Along with his repetition of “here I am,” Tintin persistently visually signals “here I am” when he addresses the audience directly offering a moment of reflection and stability in the otherwise amped-up madcap journey through Soviet Russia. The sequential pace also slows when Tintin is the detached observer of the struggling Soviet state, hands clasped behind his back he comments and observes rather than participates, slowing things down, suggesting a psychological inertia that allows him to comprehend his environment rather than merely experience it.
Hergé seems to reconcile the onset of technological experience with the medium itself. He offers an intriguing play on the comic gutter (and the fourth wall) when he shows Tintin fighting off a group of would-be attackers entering his room.
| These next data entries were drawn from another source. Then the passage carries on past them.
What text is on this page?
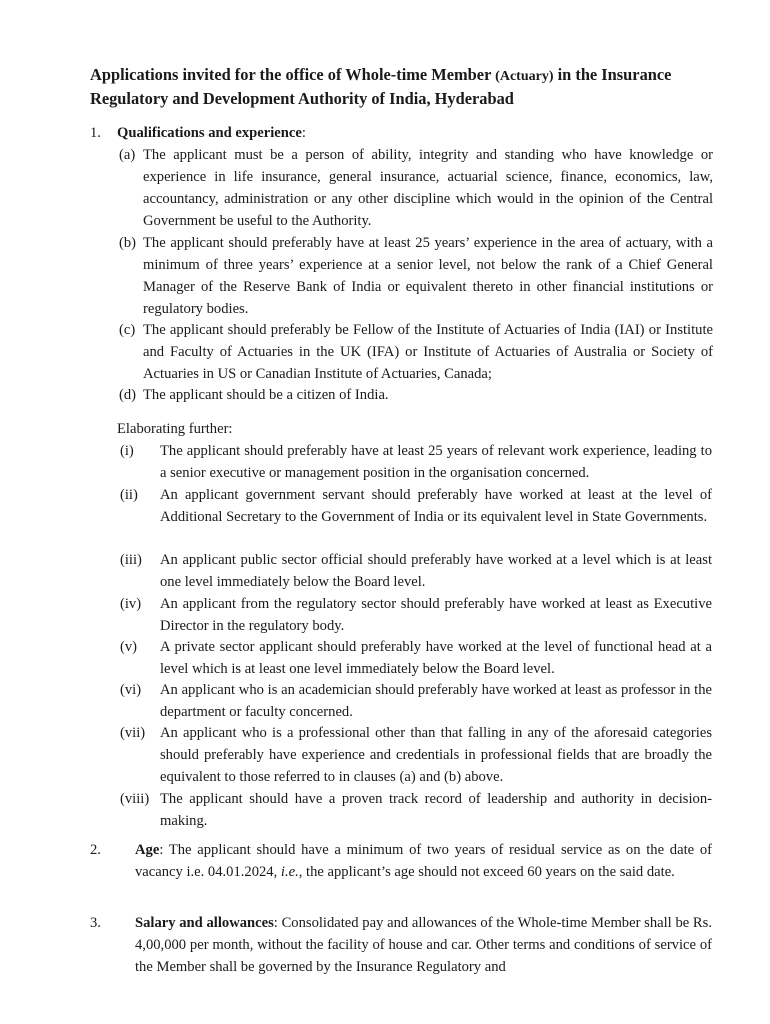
Applications invited for the office of Whole-time Member (Actuary) in the Insurance Regulatory and Development Authority of India, Hyderabad
1. Qualifications and experience:
(a) The applicant must be a person of ability, integrity and standing who have knowledge or experience in life insurance, general insurance, actuarial science, finance, economics, law, accountancy, administration or any other discipline which would in the opinion of the Central Government be useful to the Authority.
(b) The applicant should preferably have at least 25 years’ experience in the area of actuary, with a minimum of three years’ experience at a senior level, not below the rank of a Chief General Manager of the Reserve Bank of India or equivalent thereto in other financial institutions or regulatory bodies.
(c) The applicant should preferably be Fellow of the Institute of Actuaries of India (IAI) or Institute and Faculty of Actuaries in the UK (IFA) or Institute of Actuaries of Australia or Society of Actuaries in US or Canadian Institute of Actuaries, Canada;
(d) The applicant should be a citizen of India.
Elaborating further:
(i) The applicant should preferably have at least 25 years of relevant work experience, leading to a senior executive or management position in the organisation concerned.
(ii) An applicant government servant should preferably have worked at least at the level of Additional Secretary to the Government of India or its equivalent level in State Governments.
(iii) An applicant public sector official should preferably have worked at a level which is at least one level immediately below the Board level.
(iv) An applicant from the regulatory sector should preferably have worked at least as Executive Director in the regulatory body.
(v) A private sector applicant should preferably have worked at the level of functional head at a level which is at least one level immediately below the Board level.
(vi) An applicant who is an academician should preferably have worked at least as professor in the department or faculty concerned.
(vii) An applicant who is a professional other than that falling in any of the aforesaid categories should preferably have experience and credentials in professional fields that are broadly the equivalent to those referred to in clauses (a) and (b) above.
(viii) The applicant should have a proven track record of leadership and authority in decision-making.
2. Age: The applicant should have a minimum of two years of residual service as on the date of vacancy i.e. 04.01.2024, i.e., the applicant’s age should not exceed 60 years on the said date.
3. Salary and allowances: Consolidated pay and allowances of the Whole-time Member shall be Rs. 4,00,000 per month, without the facility of house and car. Other terms and conditions of service of the Member shall be governed by the Insurance Regulatory and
He exploits the comic’s framed page to interesting effect (the gutter is both a figurative door to the unseen activities between actions and a division between the different “rooms” where action takes place), but at the same time Hergé uses the dividing line—or gutter—between the characters and their respective ideologies.
Hergé’s episodic plot seems ideally suited to jumping over the space between panels, leaping the gutters without regard for narrative structure much as Eliot shifts from voices, to Sanskrit, to noises, to myth in The Waste Land without the traditional markers of formal narrative development. At the same time, the props that keep the journey in the story moving are technological. He journeys not by horse (he tries to, but the horse throws him off), or by sled, but by cars, a train, a boat, a diving suit, and a plane. For all its failings, the Soviet state is not bereft of the technological (and mechanical) marvels that supposedly instigate the fractured environment in which modernism situates itself; the fractured environment in which experiences seem to be other worldly, perception thrown out of whack, certainties uncertain.
In fact, the dominate metaphor of Tintin’s exploration—and I use that term “exploration” lightly—is a commentary about how technologies offer a way out of the “other world”; a way of escaping a strange, perceptively different, world. It even suggests that some of the technological marvels of mass production (with their constantly leaky petrol) and endless productivity may well be a sham—it wasn’t only the Soviets selling the idea of infinite progress in 1929.
Perhaps the most optimistic takeaway from Tintin in the Land of the Soviets is that serendipity is always present—there is always a plan, it just hasn’t been discovered yet. Nothing is actually haphazard, it just appears that way. Tintin, introduced as he is for the first time in this comic sequence foregrounding his encounter with the Soviet state, is the quintessential modern figure: satiric, adventurous, mechanically inclined. Above all, however, he never thinks too much about reconciling his current perceptions with traditional perceptions. He simply pushes forward, recovering, discovering, existing in the serendipity of the moment in which he finds himself. Through it all, Tintin offers what is perhaps the most salient comment about locating oneself in the constantly shifting, fractured, environment of the early twentieth century: “here I am.”
Work Cited
Hergé. Tintin in the Land of the Soviets. Trans: Leslie Lonsdale-Cooper and Michael Turner. London: Methuen, 1991. Print.